That is how to get a fishing partner for life, start them young.


----------



## DallanC (Jan 13, 2009)

Where were the whitefish? I've never got them on a fly, only ever caught them ice fishing deep water on sandy bottoms.





-DallanC


----------



## CPAjeff (Dec 20, 2014)

DallanC said:


> Where were the whitefish? I've never got them on a fly, only ever caught them ice fishing deep water on sandy bottoms.
> 
> -DallanC


I caught a few on the Provo and a few on the Weber.


----------



## TPrawitt91 (Sep 1, 2015)

DallanC said:


> Where were the whitefish? I've never got them on a fly, only ever caught them ice fishing deep water on sandy bottoms.
> 
> -DallanC


All you need is a tungsten beadhead zebra midge. Size 18. I can't seem to avoid a whitefish to save my life. I'm not complaining though I do love catching them. Good tough fight. I actually just finished a video testing my 1970's fiberglass fly rod on a big whitefish!


----------



## High Desert Elk (Aug 21, 2012)

DallanC said:


> Where were the whitefish? I've never got them on a fly, only ever caught them ice fishing deep water on sandy bottoms.
> 
> -DallanC


Used to catch them on the Blacksmith Fork back in the day while nymphing for browns.


----------



## TPrawitt91 (Sep 1, 2015)

High Desert Elk said:


> Used to catch them on the Blacksmith Fork back in the day while nymphing for browns.
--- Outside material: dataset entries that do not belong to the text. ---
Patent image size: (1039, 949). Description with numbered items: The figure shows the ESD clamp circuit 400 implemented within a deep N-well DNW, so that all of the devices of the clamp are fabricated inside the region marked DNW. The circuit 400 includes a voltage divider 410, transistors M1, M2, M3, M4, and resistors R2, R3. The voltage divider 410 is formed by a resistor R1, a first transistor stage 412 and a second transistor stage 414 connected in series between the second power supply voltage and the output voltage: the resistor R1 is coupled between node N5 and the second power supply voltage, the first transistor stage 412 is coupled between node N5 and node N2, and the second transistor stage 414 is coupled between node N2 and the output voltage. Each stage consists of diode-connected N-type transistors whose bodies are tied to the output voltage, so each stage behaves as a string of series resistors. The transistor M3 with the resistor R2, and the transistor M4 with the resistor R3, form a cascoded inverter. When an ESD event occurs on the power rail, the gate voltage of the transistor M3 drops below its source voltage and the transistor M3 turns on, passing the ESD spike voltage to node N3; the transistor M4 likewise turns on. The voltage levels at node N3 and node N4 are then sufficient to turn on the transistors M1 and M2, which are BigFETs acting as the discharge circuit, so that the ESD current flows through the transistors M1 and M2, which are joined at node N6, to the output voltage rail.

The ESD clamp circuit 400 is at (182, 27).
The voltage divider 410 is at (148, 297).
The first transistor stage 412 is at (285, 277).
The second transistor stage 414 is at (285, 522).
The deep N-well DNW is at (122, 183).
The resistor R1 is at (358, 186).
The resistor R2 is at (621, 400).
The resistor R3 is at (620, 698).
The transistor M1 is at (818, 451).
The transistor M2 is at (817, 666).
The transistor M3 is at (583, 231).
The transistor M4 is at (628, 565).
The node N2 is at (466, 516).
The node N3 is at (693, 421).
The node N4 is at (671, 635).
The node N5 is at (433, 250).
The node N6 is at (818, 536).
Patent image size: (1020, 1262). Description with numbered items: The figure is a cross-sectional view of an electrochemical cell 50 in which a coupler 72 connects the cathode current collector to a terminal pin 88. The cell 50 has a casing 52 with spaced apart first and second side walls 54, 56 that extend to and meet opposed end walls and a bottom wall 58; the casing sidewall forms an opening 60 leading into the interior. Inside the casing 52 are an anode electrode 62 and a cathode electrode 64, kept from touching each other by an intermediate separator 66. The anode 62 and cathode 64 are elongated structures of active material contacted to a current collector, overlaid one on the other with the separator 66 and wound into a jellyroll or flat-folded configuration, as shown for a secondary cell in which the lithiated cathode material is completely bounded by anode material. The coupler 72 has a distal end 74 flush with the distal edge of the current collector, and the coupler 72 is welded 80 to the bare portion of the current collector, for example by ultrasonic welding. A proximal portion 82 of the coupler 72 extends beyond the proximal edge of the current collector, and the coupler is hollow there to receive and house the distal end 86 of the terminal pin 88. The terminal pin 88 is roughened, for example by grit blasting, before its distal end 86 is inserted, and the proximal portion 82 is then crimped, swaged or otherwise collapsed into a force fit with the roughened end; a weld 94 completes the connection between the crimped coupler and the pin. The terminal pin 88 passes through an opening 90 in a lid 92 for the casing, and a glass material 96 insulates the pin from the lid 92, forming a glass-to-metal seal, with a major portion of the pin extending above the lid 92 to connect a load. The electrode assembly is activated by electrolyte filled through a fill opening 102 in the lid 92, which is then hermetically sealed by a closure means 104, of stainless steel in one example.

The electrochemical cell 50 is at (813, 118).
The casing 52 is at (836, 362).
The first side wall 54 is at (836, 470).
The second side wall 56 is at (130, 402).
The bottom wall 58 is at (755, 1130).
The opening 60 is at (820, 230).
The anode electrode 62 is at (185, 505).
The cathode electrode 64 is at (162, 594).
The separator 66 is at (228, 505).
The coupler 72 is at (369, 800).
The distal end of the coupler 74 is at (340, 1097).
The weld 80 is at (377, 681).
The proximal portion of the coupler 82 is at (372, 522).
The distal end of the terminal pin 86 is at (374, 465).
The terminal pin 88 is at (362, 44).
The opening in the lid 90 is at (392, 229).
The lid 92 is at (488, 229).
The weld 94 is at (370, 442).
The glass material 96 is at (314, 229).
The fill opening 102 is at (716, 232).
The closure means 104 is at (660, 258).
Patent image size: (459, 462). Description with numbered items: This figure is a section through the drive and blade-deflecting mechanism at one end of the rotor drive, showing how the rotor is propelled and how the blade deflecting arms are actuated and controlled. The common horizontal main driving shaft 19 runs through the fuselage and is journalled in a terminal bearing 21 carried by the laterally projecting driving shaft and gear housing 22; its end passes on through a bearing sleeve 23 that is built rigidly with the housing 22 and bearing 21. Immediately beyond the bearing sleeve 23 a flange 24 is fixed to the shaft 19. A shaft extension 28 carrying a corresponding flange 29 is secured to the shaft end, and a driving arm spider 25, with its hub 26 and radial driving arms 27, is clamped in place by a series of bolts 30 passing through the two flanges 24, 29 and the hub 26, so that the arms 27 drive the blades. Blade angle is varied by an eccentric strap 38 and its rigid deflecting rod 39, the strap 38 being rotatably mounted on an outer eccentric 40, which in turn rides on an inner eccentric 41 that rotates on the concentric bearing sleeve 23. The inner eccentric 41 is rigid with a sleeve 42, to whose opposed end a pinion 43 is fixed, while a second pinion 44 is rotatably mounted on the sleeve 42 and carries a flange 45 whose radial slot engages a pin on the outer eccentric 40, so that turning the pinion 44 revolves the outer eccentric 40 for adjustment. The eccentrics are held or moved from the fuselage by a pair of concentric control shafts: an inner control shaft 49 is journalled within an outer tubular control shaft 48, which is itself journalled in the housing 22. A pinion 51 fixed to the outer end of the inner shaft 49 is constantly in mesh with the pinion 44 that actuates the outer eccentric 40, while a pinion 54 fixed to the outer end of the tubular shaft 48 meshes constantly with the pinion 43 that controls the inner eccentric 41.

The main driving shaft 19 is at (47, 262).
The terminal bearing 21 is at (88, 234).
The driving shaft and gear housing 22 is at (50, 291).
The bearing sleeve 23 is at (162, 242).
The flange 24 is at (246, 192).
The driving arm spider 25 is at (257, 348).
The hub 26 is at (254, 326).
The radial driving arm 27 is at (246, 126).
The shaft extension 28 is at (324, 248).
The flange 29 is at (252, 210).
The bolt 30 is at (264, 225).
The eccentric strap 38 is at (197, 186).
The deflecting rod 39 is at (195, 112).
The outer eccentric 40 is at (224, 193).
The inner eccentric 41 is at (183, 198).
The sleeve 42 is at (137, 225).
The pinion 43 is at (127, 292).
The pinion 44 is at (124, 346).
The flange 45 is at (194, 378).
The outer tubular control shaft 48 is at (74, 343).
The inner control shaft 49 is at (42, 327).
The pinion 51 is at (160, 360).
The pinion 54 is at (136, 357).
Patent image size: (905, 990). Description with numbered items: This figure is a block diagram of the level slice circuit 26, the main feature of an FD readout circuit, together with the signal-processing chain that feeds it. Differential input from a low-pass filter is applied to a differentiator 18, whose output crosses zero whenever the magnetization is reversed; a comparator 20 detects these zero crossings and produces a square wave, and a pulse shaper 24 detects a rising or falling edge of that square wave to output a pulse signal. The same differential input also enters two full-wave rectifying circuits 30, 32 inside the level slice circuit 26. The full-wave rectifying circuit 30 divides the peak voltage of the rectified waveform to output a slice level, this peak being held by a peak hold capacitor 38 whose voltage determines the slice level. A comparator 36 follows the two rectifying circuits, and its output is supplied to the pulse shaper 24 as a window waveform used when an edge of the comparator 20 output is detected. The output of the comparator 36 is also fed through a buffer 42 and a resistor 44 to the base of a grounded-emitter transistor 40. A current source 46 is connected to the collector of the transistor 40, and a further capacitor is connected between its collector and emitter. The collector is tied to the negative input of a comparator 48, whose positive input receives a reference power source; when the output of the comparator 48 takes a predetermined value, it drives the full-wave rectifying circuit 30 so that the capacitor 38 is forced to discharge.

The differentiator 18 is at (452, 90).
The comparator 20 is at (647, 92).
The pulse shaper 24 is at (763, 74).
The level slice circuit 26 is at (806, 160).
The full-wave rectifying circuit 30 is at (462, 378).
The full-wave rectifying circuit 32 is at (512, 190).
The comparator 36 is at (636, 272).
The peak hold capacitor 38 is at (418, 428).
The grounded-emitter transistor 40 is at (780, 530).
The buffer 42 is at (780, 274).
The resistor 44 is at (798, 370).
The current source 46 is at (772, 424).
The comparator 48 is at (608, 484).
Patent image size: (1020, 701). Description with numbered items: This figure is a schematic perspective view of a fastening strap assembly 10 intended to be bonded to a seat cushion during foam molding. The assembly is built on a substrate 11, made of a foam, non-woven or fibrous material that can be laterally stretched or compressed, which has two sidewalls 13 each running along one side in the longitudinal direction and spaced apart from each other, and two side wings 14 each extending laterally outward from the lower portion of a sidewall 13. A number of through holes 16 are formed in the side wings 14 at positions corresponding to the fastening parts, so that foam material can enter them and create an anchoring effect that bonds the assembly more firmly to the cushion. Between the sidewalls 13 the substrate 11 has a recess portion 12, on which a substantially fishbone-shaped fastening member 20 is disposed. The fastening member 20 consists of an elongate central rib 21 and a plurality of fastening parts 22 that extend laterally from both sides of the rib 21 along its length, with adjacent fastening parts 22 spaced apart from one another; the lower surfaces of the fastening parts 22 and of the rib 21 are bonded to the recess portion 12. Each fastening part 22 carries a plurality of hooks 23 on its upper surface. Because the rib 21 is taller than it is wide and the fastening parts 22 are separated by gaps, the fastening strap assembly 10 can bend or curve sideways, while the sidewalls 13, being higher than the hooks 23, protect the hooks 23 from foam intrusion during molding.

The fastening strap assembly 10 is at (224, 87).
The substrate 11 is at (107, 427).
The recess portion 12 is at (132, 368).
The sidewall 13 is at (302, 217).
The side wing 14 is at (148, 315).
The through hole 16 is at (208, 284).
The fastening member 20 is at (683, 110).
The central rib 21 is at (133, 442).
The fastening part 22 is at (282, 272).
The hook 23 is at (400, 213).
I catch them, and sometimes only them, nymphing for Browns haha


----------



## DallanC (Jan 13, 2009)

Ever eat them? We tried a batch after we got into them one winter day. Very tasty fish. mild white meat, reminds me of a cross between Tilapia and Halibut. They are salmonids like trout. Limits are like 10 a day on most waters.


-DallanC


----------



## TPrawitt91 (Sep 1, 2015)

DallanC said:


> Ever eat them? We tried a batch after we got into them one winter day. Very tasty fish. mild white meat, reminds me of a cross between Tilapia and Halibut. They are salmonids like trout. Limits are like 10 a day on most waters.
> 
> -DallanC


I usually don't eat fish from rivers, mainly because I don't know if I am going to fish for 2 or 10 hours, and don't have a way to keep them fresh. At lakes I usually have a cooler, so most fish I keep are on lakes.


----------